Jour de fête

Jour de fête

Synopsis

Jacques Tati's award-winning feature debut – a blend of satire and slapstick – was early evidence of his unique talent. Acclaimed by international critics as an innovative comic masterpiece, Jour de fête is a hilarious expos of the modern obsession with speed and efficiency, set amidst the rural surroundings of a tiny French village.

Tati plays an appealingly self-deluded buffoon, François – a postman who, impressed by the bristling efficiency of the U.S. postal system, makes a wholly misguided attempt to introduce modern methods in the depths of rural France. Initially released in black and white, but also shot in Thomsoncolor, an untested colour process, the film has been restored and is finally available in its original delicate colour.
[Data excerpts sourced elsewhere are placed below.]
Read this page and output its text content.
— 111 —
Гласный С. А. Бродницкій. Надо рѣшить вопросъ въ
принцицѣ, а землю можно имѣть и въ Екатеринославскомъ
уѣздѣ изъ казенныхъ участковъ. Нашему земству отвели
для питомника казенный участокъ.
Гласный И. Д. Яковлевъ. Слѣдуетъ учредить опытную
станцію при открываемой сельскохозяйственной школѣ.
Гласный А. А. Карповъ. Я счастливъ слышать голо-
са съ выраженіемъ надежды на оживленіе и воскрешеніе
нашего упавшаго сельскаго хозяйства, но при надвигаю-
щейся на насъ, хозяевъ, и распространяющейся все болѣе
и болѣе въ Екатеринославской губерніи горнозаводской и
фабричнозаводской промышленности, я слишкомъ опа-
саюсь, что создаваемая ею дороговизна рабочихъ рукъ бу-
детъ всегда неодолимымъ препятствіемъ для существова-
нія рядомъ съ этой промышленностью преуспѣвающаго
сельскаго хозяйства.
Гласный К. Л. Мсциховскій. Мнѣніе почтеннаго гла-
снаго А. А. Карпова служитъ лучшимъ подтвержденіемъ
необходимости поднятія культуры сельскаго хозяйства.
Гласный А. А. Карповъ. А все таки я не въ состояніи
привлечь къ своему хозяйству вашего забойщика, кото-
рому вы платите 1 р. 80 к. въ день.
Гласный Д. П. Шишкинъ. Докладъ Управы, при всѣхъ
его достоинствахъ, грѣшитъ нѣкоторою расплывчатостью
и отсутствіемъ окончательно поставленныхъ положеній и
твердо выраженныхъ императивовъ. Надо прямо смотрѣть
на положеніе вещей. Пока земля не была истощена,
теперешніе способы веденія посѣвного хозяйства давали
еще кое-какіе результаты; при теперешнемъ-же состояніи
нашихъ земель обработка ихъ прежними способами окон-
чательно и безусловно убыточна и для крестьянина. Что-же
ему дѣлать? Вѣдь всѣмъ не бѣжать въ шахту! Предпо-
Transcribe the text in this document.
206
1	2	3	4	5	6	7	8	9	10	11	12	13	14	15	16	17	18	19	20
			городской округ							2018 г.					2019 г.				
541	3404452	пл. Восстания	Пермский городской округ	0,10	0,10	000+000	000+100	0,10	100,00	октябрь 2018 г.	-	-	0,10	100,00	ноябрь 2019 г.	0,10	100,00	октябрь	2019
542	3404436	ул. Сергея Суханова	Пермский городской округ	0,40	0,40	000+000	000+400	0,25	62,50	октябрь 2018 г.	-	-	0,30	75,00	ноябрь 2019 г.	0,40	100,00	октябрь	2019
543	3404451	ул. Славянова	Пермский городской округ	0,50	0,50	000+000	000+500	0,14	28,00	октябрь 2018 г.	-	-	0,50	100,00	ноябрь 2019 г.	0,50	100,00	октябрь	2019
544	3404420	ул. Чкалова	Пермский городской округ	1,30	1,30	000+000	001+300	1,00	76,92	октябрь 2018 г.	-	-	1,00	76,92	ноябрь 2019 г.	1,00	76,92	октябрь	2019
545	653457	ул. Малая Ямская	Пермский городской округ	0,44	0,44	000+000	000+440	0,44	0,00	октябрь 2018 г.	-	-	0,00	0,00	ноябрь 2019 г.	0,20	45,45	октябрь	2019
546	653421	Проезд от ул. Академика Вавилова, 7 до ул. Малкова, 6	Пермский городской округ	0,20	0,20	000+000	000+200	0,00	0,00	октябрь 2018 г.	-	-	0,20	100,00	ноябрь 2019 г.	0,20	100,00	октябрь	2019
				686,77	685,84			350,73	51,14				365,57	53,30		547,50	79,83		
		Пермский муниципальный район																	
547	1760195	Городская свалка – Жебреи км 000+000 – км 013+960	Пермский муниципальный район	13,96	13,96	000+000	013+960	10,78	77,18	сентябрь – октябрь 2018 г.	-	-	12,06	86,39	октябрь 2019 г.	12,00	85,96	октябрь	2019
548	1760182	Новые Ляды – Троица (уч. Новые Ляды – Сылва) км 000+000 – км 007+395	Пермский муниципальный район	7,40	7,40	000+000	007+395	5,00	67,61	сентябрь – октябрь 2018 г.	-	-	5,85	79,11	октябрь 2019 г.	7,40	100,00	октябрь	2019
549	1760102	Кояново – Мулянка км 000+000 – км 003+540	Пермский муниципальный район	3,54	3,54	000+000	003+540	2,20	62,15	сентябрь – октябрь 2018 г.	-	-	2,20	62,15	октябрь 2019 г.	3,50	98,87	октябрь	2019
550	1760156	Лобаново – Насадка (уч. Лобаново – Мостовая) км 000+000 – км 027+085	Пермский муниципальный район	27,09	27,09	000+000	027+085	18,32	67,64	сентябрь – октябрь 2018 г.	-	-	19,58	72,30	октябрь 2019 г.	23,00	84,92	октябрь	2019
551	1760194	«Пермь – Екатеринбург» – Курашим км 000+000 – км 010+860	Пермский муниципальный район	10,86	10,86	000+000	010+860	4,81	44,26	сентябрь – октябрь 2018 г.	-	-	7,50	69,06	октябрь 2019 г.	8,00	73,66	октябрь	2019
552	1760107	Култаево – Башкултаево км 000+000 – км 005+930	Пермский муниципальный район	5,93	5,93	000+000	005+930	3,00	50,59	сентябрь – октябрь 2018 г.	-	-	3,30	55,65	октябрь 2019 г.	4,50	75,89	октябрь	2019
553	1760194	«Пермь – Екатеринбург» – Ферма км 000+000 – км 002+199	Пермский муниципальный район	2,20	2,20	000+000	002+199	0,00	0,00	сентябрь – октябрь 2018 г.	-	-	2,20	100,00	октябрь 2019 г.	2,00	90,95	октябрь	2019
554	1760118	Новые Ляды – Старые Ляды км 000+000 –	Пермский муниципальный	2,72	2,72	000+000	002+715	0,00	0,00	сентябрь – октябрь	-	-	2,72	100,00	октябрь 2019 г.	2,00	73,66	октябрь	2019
Jour de fête was shot in the summer of 1947 in the little town of Sainte-Sevre-sur-Indre in the Berry region of France, some 200 km south of Paris. The film was an expansion of the 15-minute short, L'Ecole des facteurs, that Tati had made the previous year, and almost all the gags in the short are recycled into the longer film. Tati's antics on his wayward bike are endlessly inventive and the film also serves as an affectionate, gently mocking tribute to a vanishing way of life. François' brief infatuation with "American" methods of speed and efficiency prefigures the satire on modernity that Tati would go on develop in Mon Oncle (1958) and Playtime (1967).